Insgesamt sind die Mieten im privaten/gewerblichen Sektor im Zeitraum 2009 bis 2022 stärker angestiegen als bei GBVs und im Gemeindebau. Die durchschnittlichen privaten Mieten sind in diesem Zeitraum um 55% (brutto) bzw. um 67% (netto) gestiegen. Im Vergleich dazu lagen die Anstiege im gemeinnützigen Sektor bei 42% (brutto) bzw. 41% (netto) und im kommunalen Wohnbau bei 40% (brutto) bzw. 47% (netto).

Zuletzt deutlicher Anstieg im gesamten privaten/gewerblichen Sektor

Die Dynamik der Mietpreise hat seit dem Jahr 2022 deutlich zugenommen. Mit einer durchschnittlichen Steigerung um 4,9% zwischen 2021 und 2022 verzeichneten die Mieten in Österreich eine der stärksten Steigerungswellen seit Jahrzehnten. Besonders deutlich wird die Dynamik beim Blick auf die Quartalsdaten des Mikrozensus. Hier zeigt sich, dass es insbesondere seit der zweiten Jahreshälfte 2022 zu einer deutlichen Aufwärtsbewegung gekommen ist. Betroffen von den Steigerungen sind vor allem Haushalte im privaten/gewerblichen Sektor und im kommunalen Sektor. Haushalte in Wohnungen mit Richtwertmieten (privat und kommunal) erlebten zwischen dem 4. Quartal 2021 und dem 4. Quartal 2022 eine durchschnittliche Preissteigerung von 7,1%, jene in Wohnungen mit Kategoriemieten (privat und kommunal) eine Steigerung von 8,4%.[2] Aber auch die Mieten im unregulierten privaten/gewerblichen Sektor sind mit +7,5% überdurchschnittlich stark gestiegen. Die Mieten im GBV-Sektor stiegen über den Betrachtungszeitraum Q4/2021-Q4/2022 um 5,6%.

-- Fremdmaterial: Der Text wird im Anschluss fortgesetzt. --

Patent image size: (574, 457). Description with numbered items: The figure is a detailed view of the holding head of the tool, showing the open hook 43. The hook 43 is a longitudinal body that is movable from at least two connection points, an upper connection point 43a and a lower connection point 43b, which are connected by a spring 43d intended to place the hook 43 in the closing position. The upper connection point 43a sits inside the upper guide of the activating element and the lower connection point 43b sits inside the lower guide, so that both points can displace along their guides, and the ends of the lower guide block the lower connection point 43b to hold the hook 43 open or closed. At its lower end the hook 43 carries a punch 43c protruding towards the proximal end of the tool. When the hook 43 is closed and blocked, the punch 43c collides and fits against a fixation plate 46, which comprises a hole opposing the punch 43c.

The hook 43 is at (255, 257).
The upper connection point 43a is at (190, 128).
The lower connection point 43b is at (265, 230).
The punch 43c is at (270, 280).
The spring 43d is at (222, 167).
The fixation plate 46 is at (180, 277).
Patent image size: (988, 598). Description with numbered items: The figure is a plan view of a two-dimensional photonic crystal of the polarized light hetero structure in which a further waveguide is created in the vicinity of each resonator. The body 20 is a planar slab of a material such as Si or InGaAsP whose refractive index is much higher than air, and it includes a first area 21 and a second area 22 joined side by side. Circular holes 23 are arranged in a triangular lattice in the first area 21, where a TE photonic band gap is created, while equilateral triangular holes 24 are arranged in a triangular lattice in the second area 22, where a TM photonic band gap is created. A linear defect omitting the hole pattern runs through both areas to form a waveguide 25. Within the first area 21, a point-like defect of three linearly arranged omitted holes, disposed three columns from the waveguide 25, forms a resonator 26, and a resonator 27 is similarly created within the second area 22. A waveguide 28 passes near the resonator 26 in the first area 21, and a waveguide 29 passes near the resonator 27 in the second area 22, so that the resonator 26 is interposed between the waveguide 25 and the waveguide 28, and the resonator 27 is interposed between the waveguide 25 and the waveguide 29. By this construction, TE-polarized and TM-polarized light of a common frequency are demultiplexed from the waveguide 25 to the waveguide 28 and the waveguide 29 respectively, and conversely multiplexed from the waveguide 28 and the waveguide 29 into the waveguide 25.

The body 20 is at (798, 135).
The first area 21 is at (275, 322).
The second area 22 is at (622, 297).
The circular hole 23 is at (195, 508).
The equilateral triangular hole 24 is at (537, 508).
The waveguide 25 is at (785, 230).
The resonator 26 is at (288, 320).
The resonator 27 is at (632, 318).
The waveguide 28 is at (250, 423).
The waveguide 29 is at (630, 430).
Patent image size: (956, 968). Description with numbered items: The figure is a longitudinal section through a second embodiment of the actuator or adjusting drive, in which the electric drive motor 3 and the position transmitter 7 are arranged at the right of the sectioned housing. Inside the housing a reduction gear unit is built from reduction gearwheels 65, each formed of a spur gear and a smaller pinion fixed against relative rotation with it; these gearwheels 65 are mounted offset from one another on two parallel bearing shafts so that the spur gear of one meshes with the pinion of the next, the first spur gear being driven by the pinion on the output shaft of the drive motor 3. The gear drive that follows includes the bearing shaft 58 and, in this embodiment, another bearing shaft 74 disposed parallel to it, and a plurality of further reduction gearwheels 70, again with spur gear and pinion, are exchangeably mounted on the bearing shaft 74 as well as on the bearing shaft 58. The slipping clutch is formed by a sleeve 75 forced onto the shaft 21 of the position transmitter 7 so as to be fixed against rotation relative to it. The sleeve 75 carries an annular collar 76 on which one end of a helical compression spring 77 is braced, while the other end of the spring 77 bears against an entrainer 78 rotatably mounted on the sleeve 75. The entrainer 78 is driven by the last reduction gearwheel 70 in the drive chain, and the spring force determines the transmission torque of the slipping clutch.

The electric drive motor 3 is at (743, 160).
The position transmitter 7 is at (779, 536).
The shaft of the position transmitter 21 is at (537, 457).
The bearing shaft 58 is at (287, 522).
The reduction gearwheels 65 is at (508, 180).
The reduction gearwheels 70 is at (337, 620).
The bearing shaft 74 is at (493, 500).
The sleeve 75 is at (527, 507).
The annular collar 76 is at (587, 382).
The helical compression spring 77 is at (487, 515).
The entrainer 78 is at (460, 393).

Der gemeinnützige Altbestand als „Mietpreisbremse“

Bei einer detaillierteren Analyse der Mietentwicklung fällt auf, dass die Preisentwicklung auch vom Gebäudealter abhängt. Während im privaten/gewerblichen Sektor die Preissteigerungen sowohl im Altbestand (Stichwort: Richtwert- und Kategoriemietbestand) als auch im Neubau auftreten, ist die Dynamik im gemeinnützigen Sektor eine deutlich andere. Durch das Wechseln von „ausfinanzierten“ Wohnungen von der Kostenmiet- in die Grundmietphase kommt es jährlich bei rund 9.000 Wohnungen zu einer (wenn auch geringen) Senkung der Mieten, was eine kostendämpfende Wirkung innerhalb des gemeinnützigen Wohnungsbestandes zur Folge hat. Trotz Koppelung der (günstigen) „Grundmieten“ an den VPI sieht man über den Zeitraum 2009 bis 2022 im älteren GBV-Gebäudebestand – den Baualterjahren bis 1990 - eine Preissteigerung die deutlich unter der Inflation liegt, was auf eine tatsächliche Absenkung der Mieten im Zeitverlauf schließen lässt. Man könnte das auch als eine „Mietpreisbremse“ innerhalb der Gemeinnützigkeit bezeichnen. Auch in absoluten Zahlen liegen die älteren GBV-Bestände mit rund 7 Euro (brutto) bzw. 5 Euro (netto) spürbar unter dem Gesamtbestand. Gerade hier liegt auch ein wichtiger langfristige Garant für eine stabile Wohnversorgung. Während im privaten/gewerblichen Sektor eine etwaige Mietpreisbindung nach Ende der Förderdauer (falls diese in Anspruch genommen wurde) ausläuft, stellt die Wohnungsgemeinnützigkeit sicher, dass Wohnungen auf Bestandsdauer leistbar bleiben.

Eine detailliertere Analyse steht im Bericht mit dem Titel „Der österreichische Wohnungsmarkt – Bestände, Mieten und Preisentwicklung 2009-2022“ hier zur Verfügung.

 

Autor: Gerald Kössl

 

[2] Die letzten Anhebungen der Kategoriebeträge im Nov./Dez. 2022 ist nur teilweise im Mikrozensus 2022 abgebildet und die letzten Anhebung der Richtwerte und Kategoriebeträge  (2023) natürlich noch gar nicht.